Plan Azure domain-joined Hadoop clusters in HDInsight
The standard Azure HDInsight cluster is a single-user cluster. It's suitable for most companies that have smaller application teams building large data workloads. Each user can create a dedicated cluster on demand and destroy it when it's not needed anymore.
Many enterprises have moved toward a model in which clusters are managed by IT teams, and multiple application teams share clusters. These larger enterprises need multiuser access to each cluster in Azure HDInsight.
HDInsight relies on a popular identity provider--Active Directory--in a managed way. By integrating HDInsight with Azure Active Directory Domain Services (Azure AD DS), you can access the clusters by using your domain credentials.
The virtual machines (VMs) in HDInsight are domain joined to your provided domain. So, all the services running on HDInsight (Ambari, Hive server, Ranger, Spark thrift server, and others) work seamlessly for the authenticated user. Administrators can then create strong authorization policies by using Apache Ranger to provide role-based access control for resources in the cluster.
Integrate HDInsight with Active Directory
Open-source Hadoop relies on Kerberos for authentication and security. Therefore, HDInsight cluster nodes are domain-joined to a domain that's managed by Azure AD DS. Kerberos security is configured for the Hadoop components on the cluster.
For each Hadoop component, a service principal is created automatically. A corresponding machine principal is also created for each machine that's joined to the domain. To store these service and machine principals, you must provide an organizational unit (OU) within the domain controller (Azure AD DS), where these principals are placed.
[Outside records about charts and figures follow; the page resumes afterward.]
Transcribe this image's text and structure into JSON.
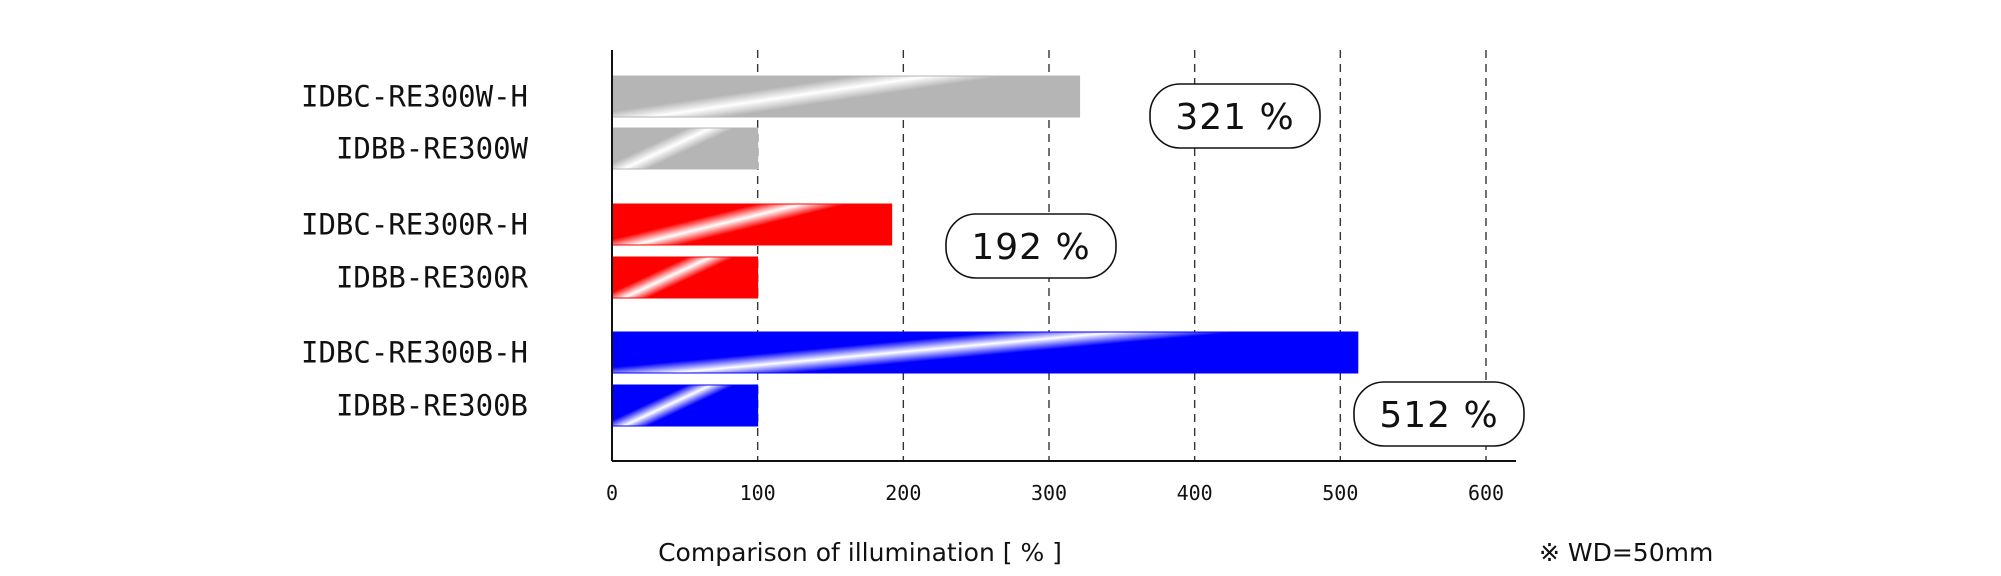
{
  "chart_data": {
    "type": "bar",
    "orientation": "horizontal",
    "categories": [
      "IDBC-RE300W-H",
      "IDBB-RE300W",
      "IDBC-RE300R-H",
      "IDBB-RE300R",
      "IDBC-RE300B-H",
      "IDBB-RE300B"
    ],
    "values": [
      321,
      100,
      192,
      100,
      512,
      100
    ],
    "bar_colors": [
      "#b5b5b5",
      "#b5b5b5",
      "#ff0000",
      "#ff0000",
      "#0000ff",
      "#0000ff"
    ],
    "xlim": [
      0,
      600
    ],
    "xticks": [
      "0",
      "100",
      "200",
      "300",
      "400",
      "500",
      "600"
    ],
    "xlabel": "Comparison of illumination [ % ]",
    "grid": "vertical-dashed",
    "annotations": [
      "321 %",
      "192 %",
      "512 %"
    ],
    "note": "※ WD=50mm"
  }
}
To summarize, you need to set up an environment with:
- An Active Directory domain (managed by Azure AD DS).
- Secure LDAP (LDAPS) enabled in Azure AD DS.
- Proper networking connectivity from the HDInsight virtual network to the Azure AD DS virtual network, if you choose separate virtual networks for them. A VM inside the HDInsight virtual network should have a line of sight to Azure AD DS through virtual network peering. If HDInsight and Azure AD DS are deployed in the same virtual network, the connectivity is automatically provided and no further action is needed.
- An OU created on Azure AD DS.
- A service account that has permissions to:
- Create service principals in the OU.
- Join machines to the domain and create machine principals in the OU.
The following screenshot shows an OU created in contoso.com. It also shows some of the service principals and machine principals.
Set up different domain controllers
HDInsight currently supports only Azure AD DS as the main domain controller that the cluster uses for Kerberos communication. But other complex Active Directory setups are possible, as long as such a setup leads to enabling Azure AD DS for HDInsight access.
Azure Active Directory Domain Services
Azure AD DS provides a managed domain that's fully compatible with Windows Server Active Directory. Microsoft takes care of managing, patching, and monitoring the domain in a highly available (HA) setup. You can deploy your cluster without worrying about maintaining domain controllers.
Users, groups, and passwords are synchronized from Azure Active Directory (Azure AD). The one-way sync from your Azure AD instance to Azure AD DS enables users to sign in to the cluster by using the same corporate credentials.
For more information, see Configure domain-joined HDInsight clusters using Azure AD DS.
On-premises Active Directory or Active Directory on IaaS VMs
If you have an on-premises Active Directory instance or more complex Active Directory setups for your domain, you can sync those identities to Azure AD by using Azure AD Connect. You can then enable Azure AD DS on that Active Directory tenant.
Because Kerberos relies on password hashes, you'll need to enable password hash sync on Azure AD DS. If you're using federation with Active Directory Federation Services (AD FS), you can optionally set up password hash sync as a backup in case your AD FS infrastructure fails. For more information, see Enable password hash sync with Azure AD Connect sync.
Using on-premises Active Directory or Active Directory on IaaS VMs alone, without Azure AD and Azure AD DS, is not a supported configuration for domain-joined HDInsight clusters.